His work became foundational for many other sleep researchers, including Carlos H. Schenck, whose team in Minnesota found a link between behavioral disorders during R.E.M. sleep — punching one’s bed partner, for example, or even jumping out of a window — and the likelihood in some of those people of developing Parkinson’s disease.

“Allan Hobson helped us understand the dream abnormalities of R.B.D. right from the beginning in 1986,” Dr. Schenck said in an email, referring to R.E.M. sleep behavioral disorders.

Basic Books

Dr. Hobson thrived on controversy, and it was no surprise to many that he challenged his own profession of psychoanalysis and its founding father. Even as a child, he constantly questioned the status quo. At 4, he took measurements and concluded that Santa Claus could not fit down the chimney.
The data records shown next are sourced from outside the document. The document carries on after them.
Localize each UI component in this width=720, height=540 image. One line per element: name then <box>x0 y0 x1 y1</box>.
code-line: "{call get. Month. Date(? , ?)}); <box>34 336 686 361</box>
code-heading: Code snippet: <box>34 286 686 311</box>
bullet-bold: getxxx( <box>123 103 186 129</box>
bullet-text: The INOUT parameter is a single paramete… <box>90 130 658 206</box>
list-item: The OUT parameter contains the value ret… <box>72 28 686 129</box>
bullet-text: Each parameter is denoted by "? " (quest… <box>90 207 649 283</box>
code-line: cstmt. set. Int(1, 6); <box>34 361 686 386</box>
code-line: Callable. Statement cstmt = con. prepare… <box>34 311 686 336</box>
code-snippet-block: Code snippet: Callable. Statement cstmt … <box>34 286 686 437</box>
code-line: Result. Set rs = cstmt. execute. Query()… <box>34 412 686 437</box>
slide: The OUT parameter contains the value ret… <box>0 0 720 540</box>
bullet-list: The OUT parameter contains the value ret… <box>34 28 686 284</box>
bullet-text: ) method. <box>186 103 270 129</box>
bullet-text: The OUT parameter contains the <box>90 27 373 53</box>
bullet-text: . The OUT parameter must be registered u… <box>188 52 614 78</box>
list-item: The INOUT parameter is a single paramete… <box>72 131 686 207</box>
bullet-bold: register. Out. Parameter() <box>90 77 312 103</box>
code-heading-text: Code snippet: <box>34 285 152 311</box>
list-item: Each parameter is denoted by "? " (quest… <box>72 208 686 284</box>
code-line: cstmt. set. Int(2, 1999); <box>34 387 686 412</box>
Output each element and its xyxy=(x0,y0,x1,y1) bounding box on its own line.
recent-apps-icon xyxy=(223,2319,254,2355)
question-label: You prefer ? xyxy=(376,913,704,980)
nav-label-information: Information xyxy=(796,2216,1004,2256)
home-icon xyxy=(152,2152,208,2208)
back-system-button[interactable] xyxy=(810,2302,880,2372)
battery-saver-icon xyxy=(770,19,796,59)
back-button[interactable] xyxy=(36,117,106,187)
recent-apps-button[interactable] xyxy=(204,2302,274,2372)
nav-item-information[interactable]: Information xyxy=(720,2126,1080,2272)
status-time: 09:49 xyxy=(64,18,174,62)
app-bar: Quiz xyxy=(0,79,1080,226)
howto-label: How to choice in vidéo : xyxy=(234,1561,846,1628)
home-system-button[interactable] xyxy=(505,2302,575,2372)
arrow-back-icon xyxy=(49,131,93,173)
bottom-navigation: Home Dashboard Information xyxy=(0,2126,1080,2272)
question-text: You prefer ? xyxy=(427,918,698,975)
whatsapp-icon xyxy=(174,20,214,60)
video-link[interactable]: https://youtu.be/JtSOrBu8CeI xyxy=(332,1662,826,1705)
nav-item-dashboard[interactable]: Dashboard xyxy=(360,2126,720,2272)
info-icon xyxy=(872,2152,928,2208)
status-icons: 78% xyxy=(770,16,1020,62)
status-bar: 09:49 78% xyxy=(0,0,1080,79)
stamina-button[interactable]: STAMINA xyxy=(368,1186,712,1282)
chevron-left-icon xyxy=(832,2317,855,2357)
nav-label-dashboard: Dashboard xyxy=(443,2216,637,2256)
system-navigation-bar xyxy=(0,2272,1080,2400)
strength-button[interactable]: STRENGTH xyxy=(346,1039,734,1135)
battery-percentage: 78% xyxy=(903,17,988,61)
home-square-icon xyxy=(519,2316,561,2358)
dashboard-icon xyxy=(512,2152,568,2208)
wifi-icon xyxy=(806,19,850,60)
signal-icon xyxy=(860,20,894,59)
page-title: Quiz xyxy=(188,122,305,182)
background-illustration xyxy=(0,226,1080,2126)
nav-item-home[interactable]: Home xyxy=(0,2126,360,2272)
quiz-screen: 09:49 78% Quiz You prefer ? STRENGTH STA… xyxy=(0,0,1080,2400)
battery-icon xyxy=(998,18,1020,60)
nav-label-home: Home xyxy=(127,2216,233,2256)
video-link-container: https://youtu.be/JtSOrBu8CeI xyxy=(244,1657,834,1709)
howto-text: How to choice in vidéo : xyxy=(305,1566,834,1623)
“I’m skeptical about any absolute set of rules, scientific rules, moral rules, behavioral rules,” he said in a 2011 interview with The Boston Globe. “That’s one reason why I don’t feel bad taking on Sigmund Freud. I think Sigmund Freud has become politically correct. Psychoanalysis has become the bible, and I think that’s crazy.”

In one of his books, “Out of Its Mind: Psychiatry in Crisis — A Call for Reform” (2002, with Jonathan A. Leonard), he called for an overhaul of the profession.
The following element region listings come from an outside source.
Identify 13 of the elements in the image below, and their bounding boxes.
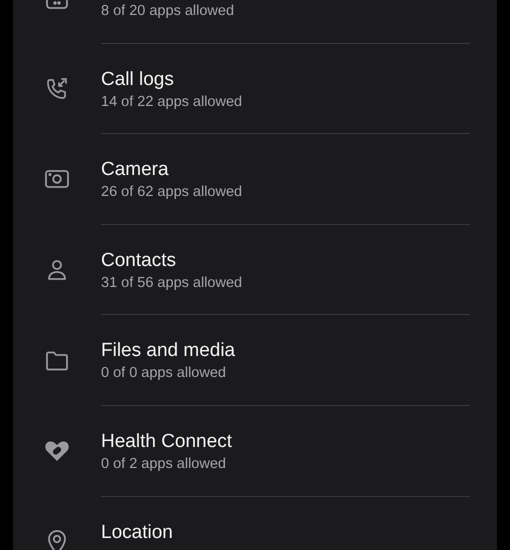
permission-summary: 0 of 0 apps allowed xyxy=(101,364,226,384)
permission-summary: 0 of 2 apps allowed xyxy=(101,454,226,474)
permission-title[interactable]: Camera xyxy=(101,158,169,182)
permission-title[interactable]: Files and media xyxy=(101,339,236,364)
phone-icon xyxy=(44,76,70,102)
permission-summary: 14 of 22 apps allowed xyxy=(101,92,242,112)
permission-title[interactable]: Call logs xyxy=(101,68,174,92)
permission-summary: 26 of 62 apps allowed xyxy=(101,183,242,202)
permission-summary: 8 of 20 apps allowed xyxy=(101,2,234,21)
permission-title[interactable]: Location xyxy=(101,520,173,545)
permission-summary: 31 of 56 apps allowed xyxy=(101,274,242,293)
permission-title[interactable]: Health Connect xyxy=(101,430,232,454)
permission-title[interactable]: Contacts xyxy=(101,248,176,273)
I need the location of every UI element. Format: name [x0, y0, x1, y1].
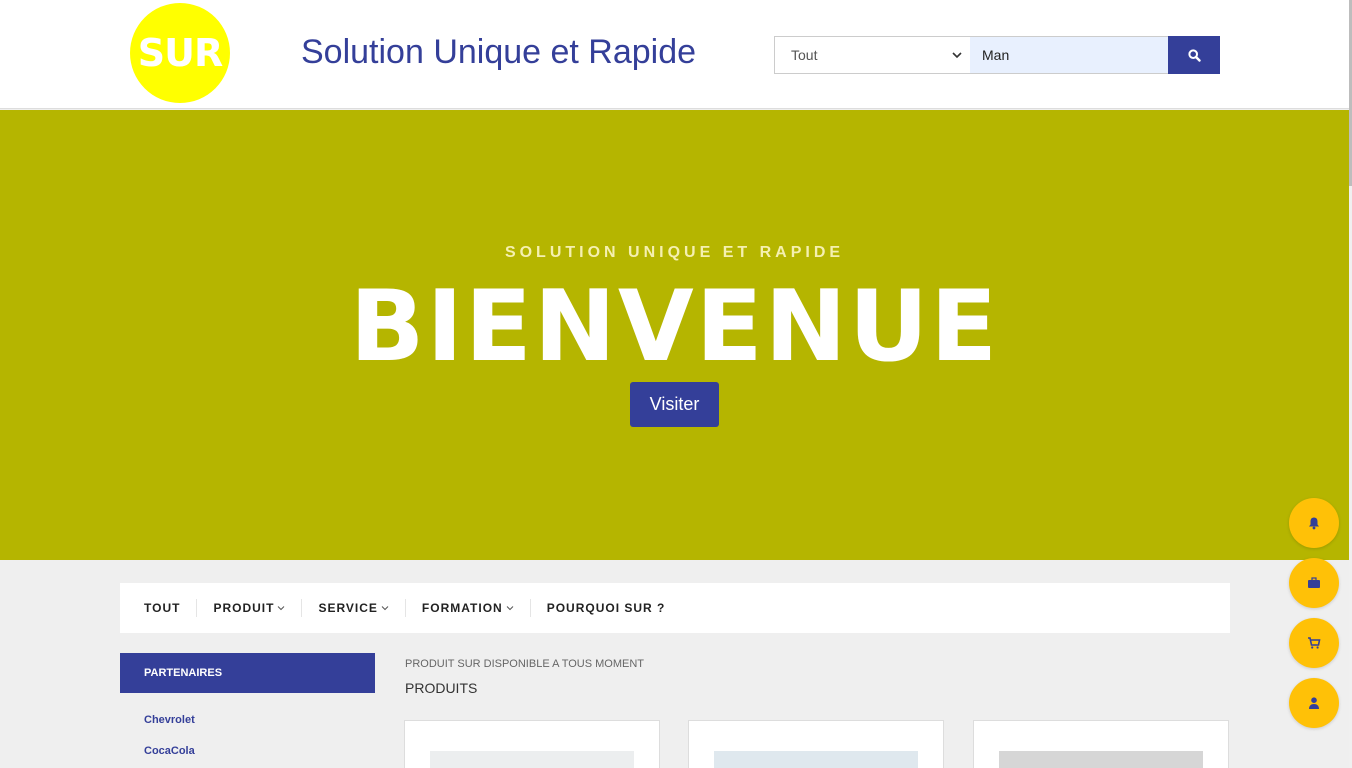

“I think people became disillusioned with psychoanalysis because it was, ultimately, a strange way of caring for people,” he told The New York Times in 2002.
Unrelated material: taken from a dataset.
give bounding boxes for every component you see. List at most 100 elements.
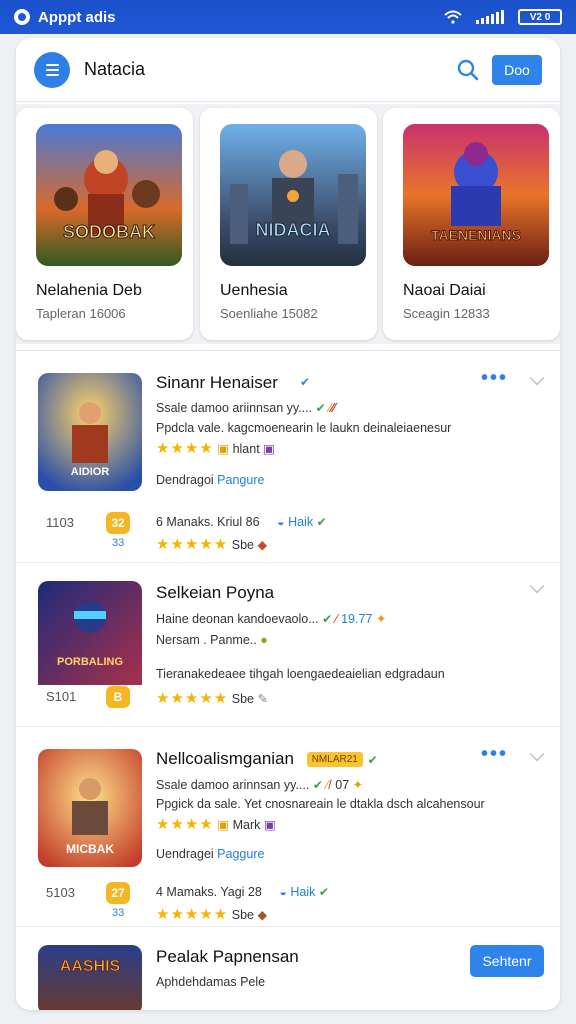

“There was this tendency in the psychoanalytic world to imply that everything was psychodynamic,” he added, noting that some doctors reflexively blamed mothers for their children’s behavior.

But Dr. Hobson softened his views in his later years.

“He came to believe that psychoanalysis could be useful for treating mental disorders,” Dr. Lydic said, “but he did not believe in a rigid symbolism in the interpretation of dreams.”

For the most part, Dr. Hobson still believed, as the saying goes, that a cigar was just a cigar.

John Allan Hobson was born on June 3, 1933, in Hartford, Conn. His mother, Ann (Cotter) Hobson, was a homemaker. His father, John Robert Hobson, was a lawyer.

John attended the Loomis School, now the Loomis Chaffee School, in Windsor, Conn., graduating in 1951. He spent a year abroad, then returned to study at Wesleyan University in Connecticut, where he majored in English, graduating in 1955. He received his medical degree from Harvard Medical School in 1959.

He married Joan Harlowe in 1956; they divorced in 1992. He married Dr. Rosalia Silvestri in the mid-1990s, and she survives him.

In addition to his wife and daughter, Dr. Hobson is survived by four sons, Ian, Christopher, Andrew and Matthew; his brother, Bruce; and four grandchildren.

After medical school, Dr. Hobson interned for two years at Bellevue Hospital in Manhattan. In lieu of military service, he served in the Public Health Service of the National Institutes of Health.

He was influenced by Michel Jouvet, a neurophysiologist who discovered the region of the brain that controls rapid eye movement and who helped steer Dr. Hobson to study sleep and dreams.

Apart from his research, Dr. Hobson was most passionate about his farm in Vermont, which he acquired in 1965 and had since been its steward.

He converted part of one barn on the property into a small, interactive sleep museum and classroom for local students, basing it on his multimedia exhibit “Dreamstage,” which celebrated the art and science of sleep and toured science museums across the United States in the late 1970s. His museum featured, among other things, a preserved brain as well as artwork of brains.

The farm was a gathering place for family and friends. Dr. Hobson’s children said that the dining room table was often the scene of celebratory recitations of poetry and song. Afterward, the kitchen would fill with the sound of Big Band favorites and become a dance floor.

Dr. Hobson wrote in his memoir that he spent 10 years reading all of Marcel Proust — twice. He read 10 pages a day.

“I simply admire his persistent and revealing self-analysis and his description of mental life in and at the edges of sleep,” Dr. Hobson told The Globe. “His self-observation is much more careful than that of Freud.”